My husband begins a new job at the beginning of February. For the first time, he’ll finally be in a position where he’s getting out, meeting new people, and leaving the office during the day. As someone who crawled under houses doing plumbing for a decade, then spent five years holed up in a corporate cubicle, he’s ready for the change.
Yet, as it goes with any new endeavor, we’ve had to make some adjustments as a family to prepare for this switch. First, there’s the issue of a new vehicle. His tiny, two-door truck isn’t large enough to hold the sales supplies he’ll have to tote back and forth to trade shows. So, we’re looking at a bigger SUV, which comes with a bigger price tag. One recent Saturday, we drove the kids all around town to six different dealerships. I sat in the truck with them while he got out at each one. We played games and I tried to occupy them, but there are only so many times one can play “I Spy” without going just a little bit batty.
Even after all of that, we still didn’t find a good fit. So, we’re looking and price-checking and reading way too many issues of “Consumer Reports.” We’re also creating a new office space for him in our finished basement, since he’ll have the opportunity to work from home a few days each week. We’re tying up loose ends and breaking the news to family and friends and we’re ready to make this big transformation as a family.
Yet, if I’m being honest, I’m not taking the change quite as seamlessly as I’d hoped. One major reason? It’s coinciding with our decision to potentially sell our home and move into a family house a few miles away. We’ve always dreamed of owning land and a home off the road, and this will afford us that chance.
Yet, after I tucked the children in last night, I took a walk around the house in the dark. I saw the windowsill where I prop them to make pancakes in the morning. I saw the breakfast nook, where I sit until 2 a.m. doing my technical writing each night. I saw our beloved comfy couch, where we’ve had family movie nights, late night wine talks, and tons of early morning cartoons. I saw our master bedroom, where I’ve laid with my newborn babies in the early morning hours, the sunlight streaming in from the backyard field.
I can’t imagine leaving this tiny brick cottage on the side of the road. Yet, in my heart I know that the journey to a new home will be a rewarding and ultimately fulfilling one.

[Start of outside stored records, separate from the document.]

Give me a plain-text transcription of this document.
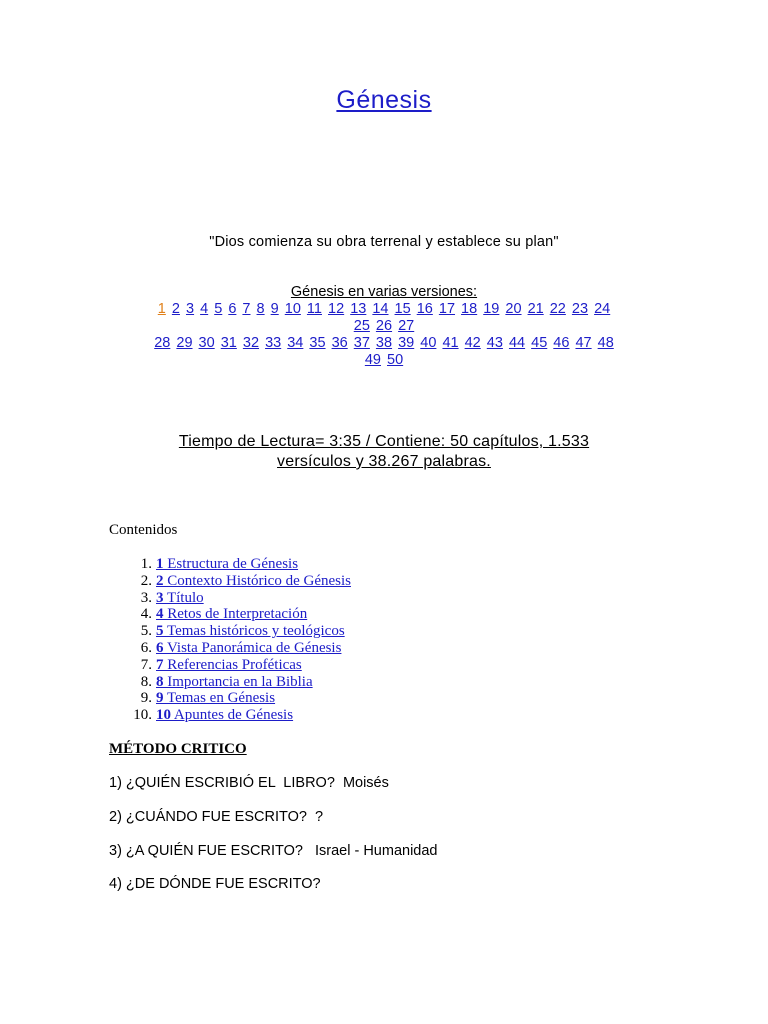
Génesis
"Dios comienza su obra terrenal y establece su plan"
Génesis en varias versiones:
1 2 3 4 5 6 7 8 9 10 11 12 13 14 15 16 17 18 19 20 21 22 23 24
25 26 27
28 29 30 31 32 33 34 35 36 37 38 39 40 41 42 43 44 45 46 47 48
49 50
Tiempo de Lectura= 3:35 / Contiene: 50 capítulos, 1.533
versículos y 38.267 palabras.
Contenidos
1. 1 Estructura de Génesis
2. 2 Contexto Histórico de Génesis
3. 3 Título
4. 4 Retos de Interpretación
5. 5 Temas históricos y teológicos
6. 6 Vista Panorámica de Génesis
7. 7 Referencias Proféticas
8. 8 Importancia en la Biblia
9. 9 Temas en Génesis
10. 10 Apuntes de Génesis
MÉTODO CRITICO
1) ¿QUIÉN ESCRIBIÓ EL  LIBRO?  Moisés
2) ¿CUÁNDO FUE ESCRITO?  ?
3) ¿A QUIÉN FUE ESCRITO?   Israel - Humanidad
4) ¿DE DÓNDE FUE ESCRITO?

As a species, we’re hard-wired to reject big changes. We love our routines and the comfort of knowing what comes next. It’s simply not in our nature to run headfirst toward a major transformation, even one that we believe to be good. Still, we’re also not meant to sit stagnantly either. Time pulls us forward and babies grow up and houses begin to creak and unless we’re actively living alongside that growth, we risk missing some of the most beautiful and fruitful times of our lives.
So, I’m preparing myself, our family, and our home for these changes that await. My husband won’t be able to keep his beloved, long beard in his new job, so I suddenly find myself researching beard trimmer reviews in my spare time. I’m helping him pick out new ties and I’m learning how to iron dress slacks for the first time. I’m packing tiny boxes here and there of our household goods. I’m starting small, partially because we have the time, but mostly because I need to pace my heart. So, I’ll pack up a tea set one day, or maybe a framed picture the next. It’s not fast and it’s actually more painful than I thought, but it’s necessary progress.

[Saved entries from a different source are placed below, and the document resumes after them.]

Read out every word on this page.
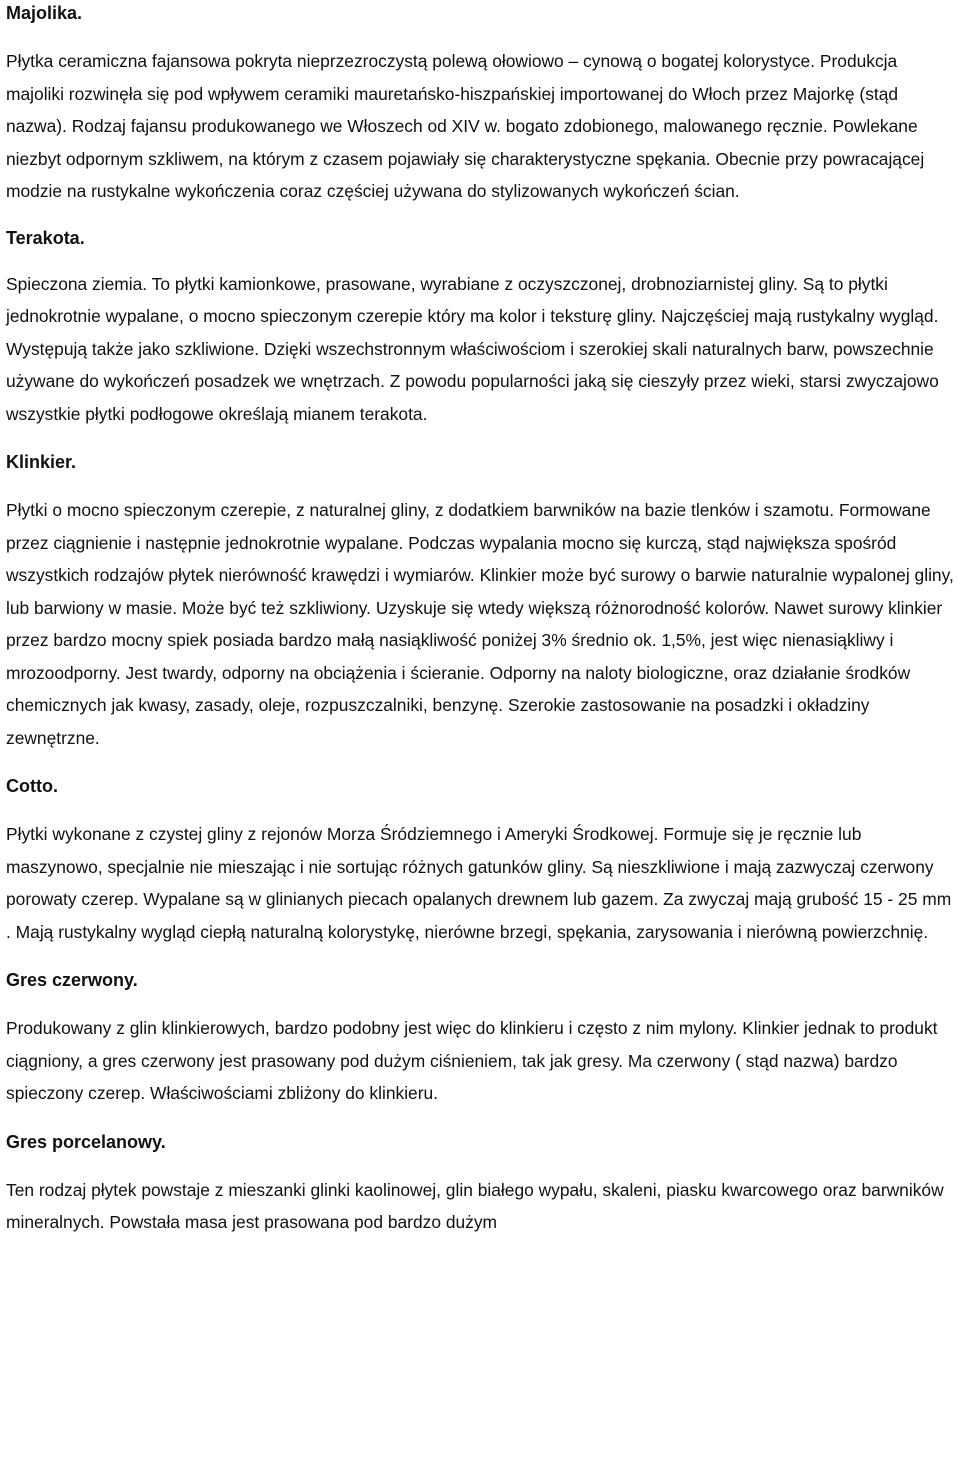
Majolika.

Płytka ceramiczna fajansowa pokryta nieprzezroczystą polewą ołowiowo – cynową o bogatej kolorystyce. Produkcja majoliki rozwinęła się pod wpływem ceramiki mauretańsko-hiszpańskiej importowanej do Włoch przez Majorkę (stąd nazwa). Rodzaj fajansu produkowanego we Włoszech od XIV w. bogato zdobionego, malowanego ręcznie. Powlekane niezbyt odpornym szkliwem, na którym z czasem pojawiały się charakterystyczne spękania. Obecnie przy powracającej modzie na rustykalne wykończenia coraz częściej używana do stylizowanych wykończeń ścian.

Terakota.

Spieczona ziemia. To płytki kamionkowe, prasowane, wyrabiane z oczyszczonej, drobnoziarnistej gliny. Są to płytki jednokrotnie wypalane, o mocno spieczonym czerepie który ma kolor i teksturę gliny. Najczęściej mają rustykalny wygląd. Występują także jako szkliwione. Dzięki wszechstronnym właściwościom i szerokiej skali naturalnych barw, powszechnie używane do wykończeń posadzek we wnętrzach. Z powodu popularności jaką się cieszyły przez wieki, starsi zwyczajowo wszystkie płytki podłogowe określają mianem terakota.

Klinkier.

Płytki o mocno spieczonym czerepie, z naturalnej gliny, z dodatkiem barwników na bazie tlenków i szamotu. Formowane przez ciągnienie i następnie jednokrotnie wypalane. Podczas wypalania mocno się kurczą, stąd największa spośród wszystkich rodzajów płytek nierówność krawędzi i wymiarów. Klinkier może być surowy o barwie naturalnie wypalonej gliny, lub barwiony w masie. Może być też szkliwiony. Uzyskuje się wtedy większą różnorodność kolorów. Nawet surowy klinkier przez bardzo mocny spiek posiada bardzo małą nasiąkliwość poniżej 3% średnio ok. 1,5%, jest więc nienasiąkliwy i mrozoodporny. Jest twardy, odporny na obciążenia i ścieranie. Odporny na naloty biologiczne, oraz działanie środków chemicznych jak kwasy, zasady, oleje, rozpuszczalniki, benzynę. Szerokie zastosowanie na posadzki i okładziny zewnętrzne.

Cotto.

Płytki wykonane z czystej gliny z rejonów Morza Śródziemnego i Ameryki Środkowej. Formuje się je ręcznie lub maszynowo, specjalnie nie mieszając i nie sortując różnych gatunków gliny. Są nieszkliwione i mają zazwyczaj czerwony porowaty czerep. Wypalane są w glinianych piecach opalanych drewnem lub gazem. Za zwyczaj mają grubość 15 - 25 mm . Mają rustykalny wygląd ciepłą naturalną kolorystykę, nierówne brzegi, spękania, zarysowania i nierówną powierzchnię.

Gres czerwony.

Produkowany z glin klinkierowych, bardzo podobny jest więc do klinkieru i często z nim mylony. Klinkier jednak to produkt ciągniony, a gres czerwony jest prasowany pod dużym ciśnieniem, tak jak gresy. Ma czerwony ( stąd nazwa) bardzo spieczony czerep. Właściwościami zbliżony do klinkieru.

Gres porcelanowy.

Ten rodzaj płytek powstaje z mieszanki glinki kaolinowej, glin białego wypału, skaleni, piasku kwarcowego oraz barwników mineralnych. Powstała masa jest prasowana pod bardzo dużym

That’s a funny phrase, isn’t it? Necessary progress. We push forward and change with the time because even amid our resistance we know it’s required. We’d all love to lounge in our bed all day while the world goes on around us, but we know we must get up, get dressed, and face the new morning.
And what a beautiful blessing it is to be able to do so. Even when it’s scary, or different, or feels a little crazy. We’re waking up, stretching, and greeting a new horizon. And I think I’m ready.